Warm tip: This article is reproduced from serverfault.com, please click

Can a dense layer on many inputs be represented as a single matrix multiplication?

发布于 2020-11-28 06:43:35

Denote a[2, 3] to be a matrix of dimension 2x3. Say there are 10 elements in each input and the network is a two-element classifier (cat or dog, for example). Say there is just one dense layer. For now I am ignoring the bias vector. I know this is an over-simplified neural net, but it is just for this example. Each output in a dense layer of a neural net can be calculated as

output = matmul(input, weights)

Where weights is a weight matrix 10x2, input is an input vector 1x10, and output is an output vector 1x2.

My question is this: Can an entire series of inputs be computed at the same time with a single matrix multiplication? It seems like you could compute

output = matmul(input, weights)

Where there are 100 inputs total, and input is 100x10, weights is 10x2, and output is 100x2.

In back propagation, you could do something similar:

input_err = matmul(output_err, transpose(weights))
weights_err = matmul(transpose(input), output_err)
weights -= learning_rate*weights_err

Where weights is the same, output_err is 100x2, and input is 100x10.

However, I tried to implement a neural network in this way from scratch and I am currently unsuccessful. I am wondering if I have some other error or if my approach is fundamentally wrong.

Thanks!

Questioner
Meredith
Viewed
0
Meredith 2020-11-29 02:23:24

If anyone else is wondering, I found the answer to my question. This does not in fact work, for a few reasons. Essentially, computing all inputs in this way is like running a network with a batch size equal to the number of inputs. The weights do not get updated between inputs, but rather all at once.

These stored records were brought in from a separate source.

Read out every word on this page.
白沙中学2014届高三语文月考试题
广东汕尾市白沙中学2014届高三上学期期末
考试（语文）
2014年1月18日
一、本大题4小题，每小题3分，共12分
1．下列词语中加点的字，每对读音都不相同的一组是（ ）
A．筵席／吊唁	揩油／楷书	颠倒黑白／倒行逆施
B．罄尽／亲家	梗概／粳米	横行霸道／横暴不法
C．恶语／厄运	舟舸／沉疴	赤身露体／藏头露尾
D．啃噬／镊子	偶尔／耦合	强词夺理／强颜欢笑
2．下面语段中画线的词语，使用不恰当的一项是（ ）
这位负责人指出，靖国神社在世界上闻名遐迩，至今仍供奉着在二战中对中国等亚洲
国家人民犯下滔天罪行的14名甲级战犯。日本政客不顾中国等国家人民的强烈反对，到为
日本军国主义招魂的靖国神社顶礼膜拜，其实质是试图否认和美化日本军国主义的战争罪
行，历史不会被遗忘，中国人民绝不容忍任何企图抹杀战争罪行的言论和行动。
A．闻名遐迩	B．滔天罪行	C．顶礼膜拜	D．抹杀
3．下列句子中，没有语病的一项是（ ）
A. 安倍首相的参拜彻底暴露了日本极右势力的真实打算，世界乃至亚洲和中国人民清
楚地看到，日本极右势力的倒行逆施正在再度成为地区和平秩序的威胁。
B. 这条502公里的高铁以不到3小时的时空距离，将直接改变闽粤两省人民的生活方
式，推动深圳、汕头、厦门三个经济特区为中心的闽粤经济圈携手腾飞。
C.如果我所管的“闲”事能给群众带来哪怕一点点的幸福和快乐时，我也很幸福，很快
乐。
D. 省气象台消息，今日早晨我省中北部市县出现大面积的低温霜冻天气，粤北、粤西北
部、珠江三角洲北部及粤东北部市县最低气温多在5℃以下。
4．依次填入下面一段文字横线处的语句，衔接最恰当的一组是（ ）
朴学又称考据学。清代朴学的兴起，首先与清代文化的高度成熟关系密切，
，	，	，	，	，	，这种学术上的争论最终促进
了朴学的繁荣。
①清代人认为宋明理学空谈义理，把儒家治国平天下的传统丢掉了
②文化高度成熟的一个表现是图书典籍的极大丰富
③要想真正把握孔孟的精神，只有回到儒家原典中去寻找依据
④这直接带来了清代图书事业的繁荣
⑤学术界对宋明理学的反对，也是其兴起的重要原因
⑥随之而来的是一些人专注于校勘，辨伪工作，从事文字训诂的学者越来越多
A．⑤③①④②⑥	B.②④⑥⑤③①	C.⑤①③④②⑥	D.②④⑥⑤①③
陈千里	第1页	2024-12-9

And so while it seems that calculating together would be valid, it makes it so that each input does not individually influence the training step by step. However, with a reasonable batch size, you can do 2d matrix multiplications, where the input is batch_size by input_size in order to speed up training.

In addition, if predicting on many inputs (in the test stage, for example), since no weights are updated, an entire matrix multiplication of num_inputs by input_size can be run to compute all inputs in parallel.